Okuldaki başımı aşkın işimi bırakıp dostumun aziz hatırı için ilçeye gitmeyi kabul ettim. Ertesi gün öğle saatlerinde aradığımız yeri sora sora zor bulduk. Önce hayvanlara su verip, sonra beraberimizde getirdiğimiz mısır unundan yapılmış ekmeğimizi yiyip kendimize gelelim dedik. Böyle otururken yanımıza orta boylu, geniş omuzlu, siyah bıyıklı bir adam geldi ve bize:
– “Çocuklar burada ne yapıyorsunuz?” diye sordu.
Biz durumumuzu anlattık.
– “Kimin oğlusun, yavrum?” deyip Cengiz’e baktı adam.
– “Törekul Aytmatov’un” der demez, adamcağız;
– “Hay Allah, altının parçasıyım desene” deyip Cengiz’e sarılarak yanaklarından öptü; “Benim adım Kojamkul. İlçe Tasarruf Bankası Müdürüyüm. Benim buralara gelmemde Törekul Ağa’nın çok yardımı olmuştu. Bana yaptığı iyiliği hayatta unutmam” dedi. Kojamkul Ağa çoluk çocuğuyla Tasarruf Bankası binasının bir odasında oturuyormuş. İkimizi hemen evine götürdü. Evinin başköşesine oturtarak yiyecek adına ne varsa önümüze serdi.
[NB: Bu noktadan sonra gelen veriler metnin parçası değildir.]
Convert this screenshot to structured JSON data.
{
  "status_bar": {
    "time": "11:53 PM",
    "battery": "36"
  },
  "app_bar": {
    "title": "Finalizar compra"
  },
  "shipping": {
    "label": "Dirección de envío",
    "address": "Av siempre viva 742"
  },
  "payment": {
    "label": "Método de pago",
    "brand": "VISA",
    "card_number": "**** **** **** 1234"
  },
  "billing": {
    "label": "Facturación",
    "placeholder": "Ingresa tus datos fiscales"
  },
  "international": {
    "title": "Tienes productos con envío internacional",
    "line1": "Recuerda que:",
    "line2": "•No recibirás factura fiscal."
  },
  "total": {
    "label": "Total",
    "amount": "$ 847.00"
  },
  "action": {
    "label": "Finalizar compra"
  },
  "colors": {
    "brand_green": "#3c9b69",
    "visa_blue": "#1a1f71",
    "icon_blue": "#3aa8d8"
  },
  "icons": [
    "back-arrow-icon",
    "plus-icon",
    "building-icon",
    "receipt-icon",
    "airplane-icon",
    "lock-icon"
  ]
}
Sonra getirdiğimiz istikraz parasını sayarak aldı ve makbuzunu elimize verdi. Ertesi gün bizi uğurlarken;
– “Giyecek bir şeyler alırsın, şu anda elimden gelen bu kadar”, deyip bir tomar parayı Cengiz’in cebine koydu.
Sonbahar gelince Cengiz’le beraber Jambıl şehrine gittik. Tabii Kojamkul ağanın verdiği cepteki parayı harcayana kadar duracağımız yok. “Atşabar” pazarını dolaşıp en sonunda iki asker gömleği, iki pantolon, alnında parlayan yıldızlı iki kalpak ve deri kemer aldık. Tenha bir yere gelince üstümüzü değiştirip ikimiz de küçük kızıl askerler olduk çıktık…
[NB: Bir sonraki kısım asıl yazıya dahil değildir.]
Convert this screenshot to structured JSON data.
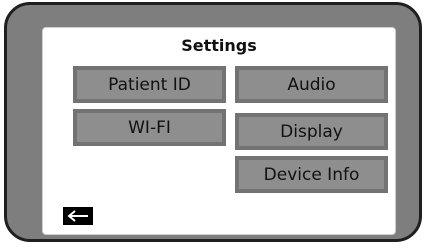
{
  "screen": {
    "title": "Settings"
  },
  "menu": {
    "patient_id": "Patient ID",
    "audio": "Audio",
    "wifi": "WI-FI",
    "display": "Display",
    "device_info": "Device Info"
  },
  "footer": {
    "back_icon": "back-arrow-icon"
  }
}
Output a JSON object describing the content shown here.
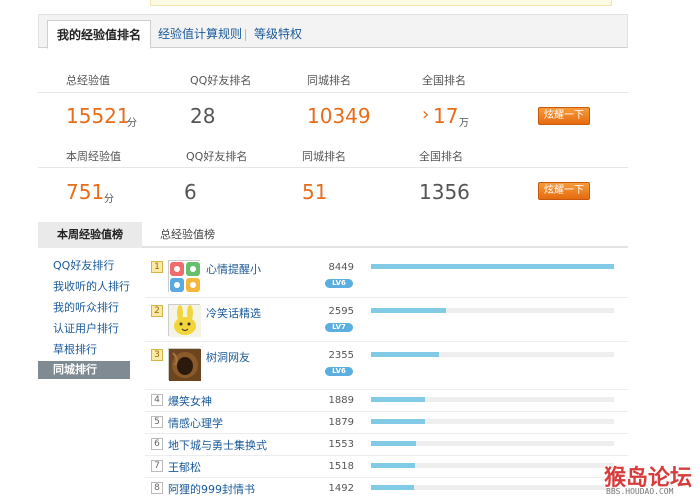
{
  "tabs": {
    "active": "我的经验值排名",
    "rules": "经验值计算规则",
    "privileges": "等级特权"
  },
  "total": {
    "labels": [
      "总经验值",
      "QQ好友排名",
      "同城排名",
      "全国排名"
    ],
    "exp_value": "15521",
    "exp_unit": "分",
    "qq_rank": "28",
    "city_rank": "10349",
    "nation_prefix": "›",
    "nation_rank": "17",
    "nation_unit": "万",
    "show_button": "炫耀一下"
  },
  "weekly": {
    "labels": [
      "本周经验值",
      "QQ好友排名",
      "同城排名",
      "全国排名"
    ],
    "exp_value": "751",
    "exp_unit": "分",
    "qq_rank": "6",
    "city_rank": "51",
    "nation_rank": "1356",
    "show_button": "炫耀一下"
  },
  "section_tabs": {
    "active": "本周经验值榜",
    "other": "总经验值榜"
  },
  "sidebar": {
    "items": [
      "QQ好友排行",
      "我收听的人排行",
      "我的听众排行",
      "认证用户排行",
      "草根排行",
      "同城排行"
    ],
    "active_index": 5
  },
  "leaderboard": {
    "max": 8449,
    "rows": [
      {
        "rank": "1",
        "name": "心情提醒小",
        "score": 8449,
        "level": "LV6",
        "avatar": "grid-face-avatar"
      },
      {
        "rank": "2",
        "name": "冷笑话精选",
        "score": 2595,
        "level": "LV7",
        "avatar": "yellow-rabbit-avatar"
      },
      {
        "rank": "3",
        "name": "树洞网友",
        "score": 2355,
        "level": "LV6",
        "avatar": "tree-hollow-avatar"
      },
      {
        "rank": "4",
        "name": "爆笑女神",
        "score": 1889
      },
      {
        "rank": "5",
        "name": "情感心理学",
        "score": 1879
      },
      {
        "rank": "6",
        "name": "地下城与勇士集换式",
        "score": 1553
      },
      {
        "rank": "7",
        "name": "王郁松",
        "score": 1518
      },
      {
        "rank": "8",
        "name": "阿狸的999封情书",
        "score": 1492
      }
    ]
  },
  "watermark": {
    "main": "猴岛论坛",
    "sub": "BBS.HOUDAO.COM"
  },
  "colors": {
    "accent_orange": "#e86c1a",
    "bar_blue": "#82cbe6",
    "link_blue": "#1a5a9a"
  }
}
Gençliğinizle alakalı bir olayı daha biliyorum. Ziraat Üniversitesinde sizden iki sınıf aşağıda okuyan Musa Kasımov’la beklenmedik bir yerde tanışmıştık. Kendisi çok konuşkan biriymiş. Sizin Kırgız Hayvancılık İlmi Araştırma Enstitüsünün çiftliğinde başbaytar olarak çalıştığınız gençlik yıllarınızdan bahsetmişti.
Aytmatov: 1956’nın Ekiminde Gorki Enstitüsünün edebiyat uzmanlığı kursuna gittiğimde görevimi Musa’ya devretmiştim.